Governor Abbott voiced that he is open to a discussion with the Texas Legislature to reducing penalties for marijuana possession. Some were shocked to hear his opinion as he has been opposed to many opportunities to reform marijuana laws in the past. Many are excited to hear this shift in opinion.

Abbott said, “What I would be open to talking to the legislature about would be reducing the penalty for possession of two ounces or less from a class B misdemeanor to a class C misdemeanor.”

If the governor is re-elected, some are waiting on the chance to speak with him – like executive director of Texas NORML Jax Finkel, according to Texas Public Radio.  Governor Abbott has shown some support for marijuana law reform when he signed the Compassionate Use Act into law in 2015. While the law is very restricted, it is a step in a forward direction.

Finkel said, “He said he doesn’t want people sitting in jails, and we agree with that. People should not be in jail for possession of a plant, and so we look forward to those conversations with his office.”

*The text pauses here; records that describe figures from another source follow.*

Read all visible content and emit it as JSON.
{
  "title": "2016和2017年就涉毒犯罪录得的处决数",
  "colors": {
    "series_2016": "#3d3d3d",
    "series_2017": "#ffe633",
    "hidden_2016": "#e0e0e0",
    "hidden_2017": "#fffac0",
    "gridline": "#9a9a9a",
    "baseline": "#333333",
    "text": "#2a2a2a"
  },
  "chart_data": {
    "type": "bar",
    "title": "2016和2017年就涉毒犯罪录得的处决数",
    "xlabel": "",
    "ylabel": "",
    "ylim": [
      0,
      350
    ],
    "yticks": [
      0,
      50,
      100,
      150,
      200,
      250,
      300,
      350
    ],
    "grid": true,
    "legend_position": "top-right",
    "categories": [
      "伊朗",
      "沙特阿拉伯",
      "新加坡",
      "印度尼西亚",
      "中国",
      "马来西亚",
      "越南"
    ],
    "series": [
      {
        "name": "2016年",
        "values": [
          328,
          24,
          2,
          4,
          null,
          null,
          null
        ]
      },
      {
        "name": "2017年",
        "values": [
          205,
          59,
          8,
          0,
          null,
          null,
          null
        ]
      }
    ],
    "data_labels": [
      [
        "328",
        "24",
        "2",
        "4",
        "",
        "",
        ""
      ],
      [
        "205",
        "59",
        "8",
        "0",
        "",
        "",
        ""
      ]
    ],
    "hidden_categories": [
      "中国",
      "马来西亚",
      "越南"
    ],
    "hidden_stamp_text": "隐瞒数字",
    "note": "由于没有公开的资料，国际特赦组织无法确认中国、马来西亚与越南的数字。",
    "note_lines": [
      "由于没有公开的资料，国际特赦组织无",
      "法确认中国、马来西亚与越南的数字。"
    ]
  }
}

Abbott has been adamant about opposing full marijuana legalization. He is also opposed to full medical marijuana legalization.

He said, “I remain convinced that Texas should not legalize marijuana, nor should Texas open the door for conventional marijuana should be used for medical or medicinal purposes, and as governor, I will not allow it.”

Regarding expanding access to more medical conditions like PTSD and autism, Abbott said, “More recently, I’ve had conversations with veterans as well as parents of autistic children and others, who make a very strong compelling case about legalization of medical marijuana. I’ve seen however in states that authorize that abuses that take place that raise concerns, so I’m still not convinced yet.”

Being open to reducing penalties for possession of marijuana statewide is another miniscule step forward for Texas.